What are Not Itemized Deductions?
Many items can be deducted from federal income taxes. However, there are also some items that you cannot. For example, you cannot deduct your medical expenses. This makes sense since most people don’t keep their medical bills on hand, and it would be difficult to prove how much they spent on medical services.
In addition, you can’t claim any type of state and local tax deductions. Again, the IRS has determined that these expenses are too difficult to determine, so they cannot be claimed as tax deductions. They can even cause you to owe money.
What about those types of deductions that are allowed? Two types are generally considered non-deductible: charitable contributions and unreimbursed employee business expenses.
Charitable Contributions
The IRS allows you to deduct your donations to charity, including donations made through your IRA. However, you cannot deduct gifts from the charity if you give directly to the charity.

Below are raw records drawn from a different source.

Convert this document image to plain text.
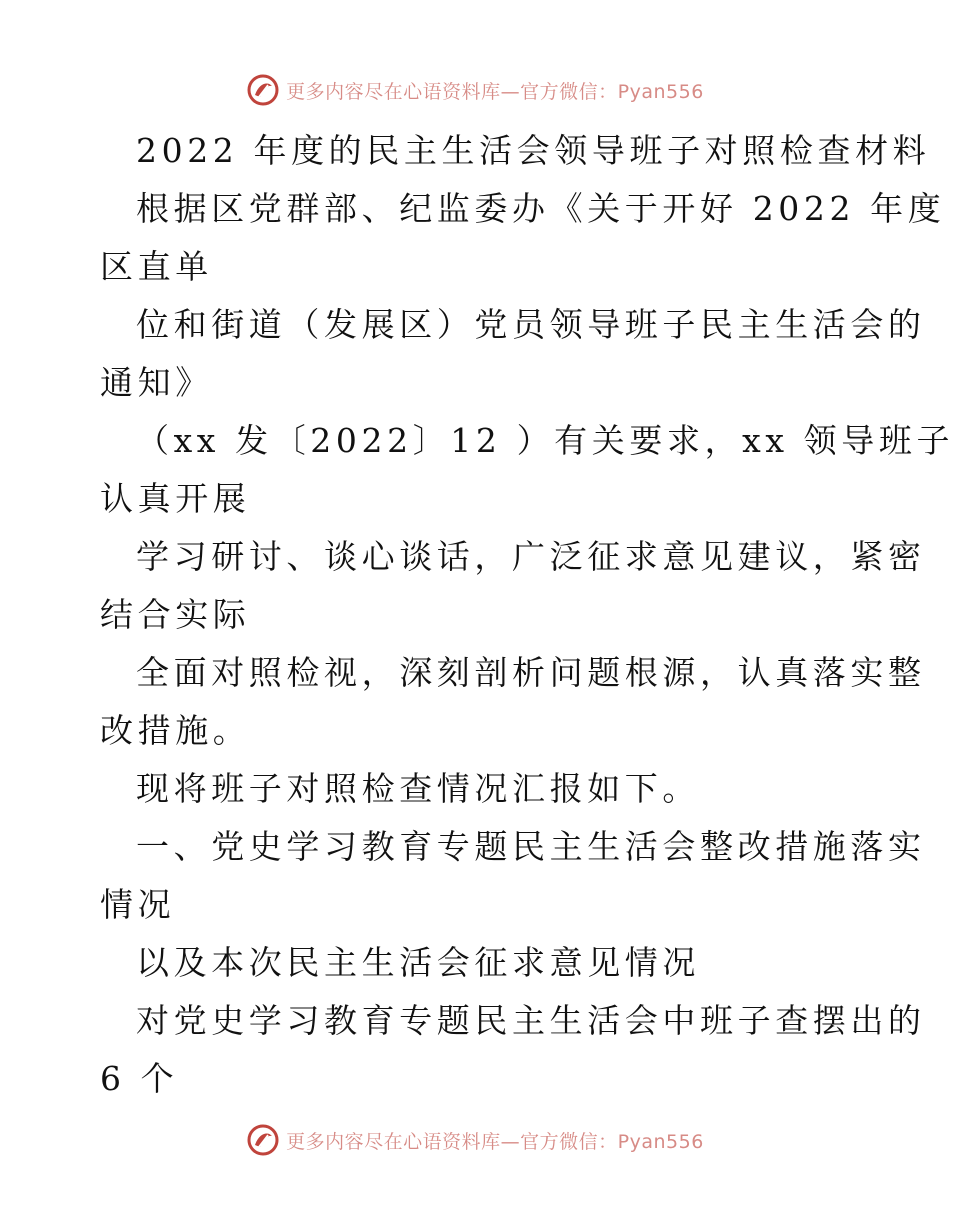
更多内容尽在心语资料库—官方微信：Pyan556
2022 年度的民主生活会领导班子对照检查材料
根据区党群部、纪监委办《关于开好 2022 年度
区直单
位和街道（发展区）党员领导班子民主生活会的
通知》
（xx 发〔2022〕12 ）有关要求，xx 领导班子
认真开展
学习研讨、谈心谈话，广泛征求意见建议，紧密
结合实际
全面对照检视，深刻剖析问题根源，认真落实整
改措施。
现将班子对照检查情况汇报如下。
一、党史学习教育专题民主生活会整改措施落实
情况
以及本次民主生活会征求意见情况
对党史学习教育专题民主生活会中班子查摆出的
6 个
更多内容尽在心语资料库—官方微信：Pyan556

Unreimbursed Employee Business Expenses
You can deduct the cost of any travel expenses incurred in connection with your job. The IRS considers this deductible because your employer doesn’t reimburse you for it. You cannot deduct any other employee business expenses.
How to Figure Out if you are Eligible for Itemized Deductions
The IRS publishes a guide that shows you the states with no income tax. You can use this to figure out which state you are living in.
For example, this website can determine if you are eligible for itemized deductions. The IRS does a good job of explaining the different types of deductions you can claim.
Conclusion
The IRS recognizes several types of itemized deductions for taxpayers who itemize, including mortgage interest, real estate taxes, and charitable contributions. This includes standard and property tax deductions.
Also, deductions that aren’t itemized include state and local general sales taxes, local and state income taxes, student loan interest, and miscellaneous expenses, such as vehicle depreciation. These are not deductible by individuals and are included in the overall deduction limit.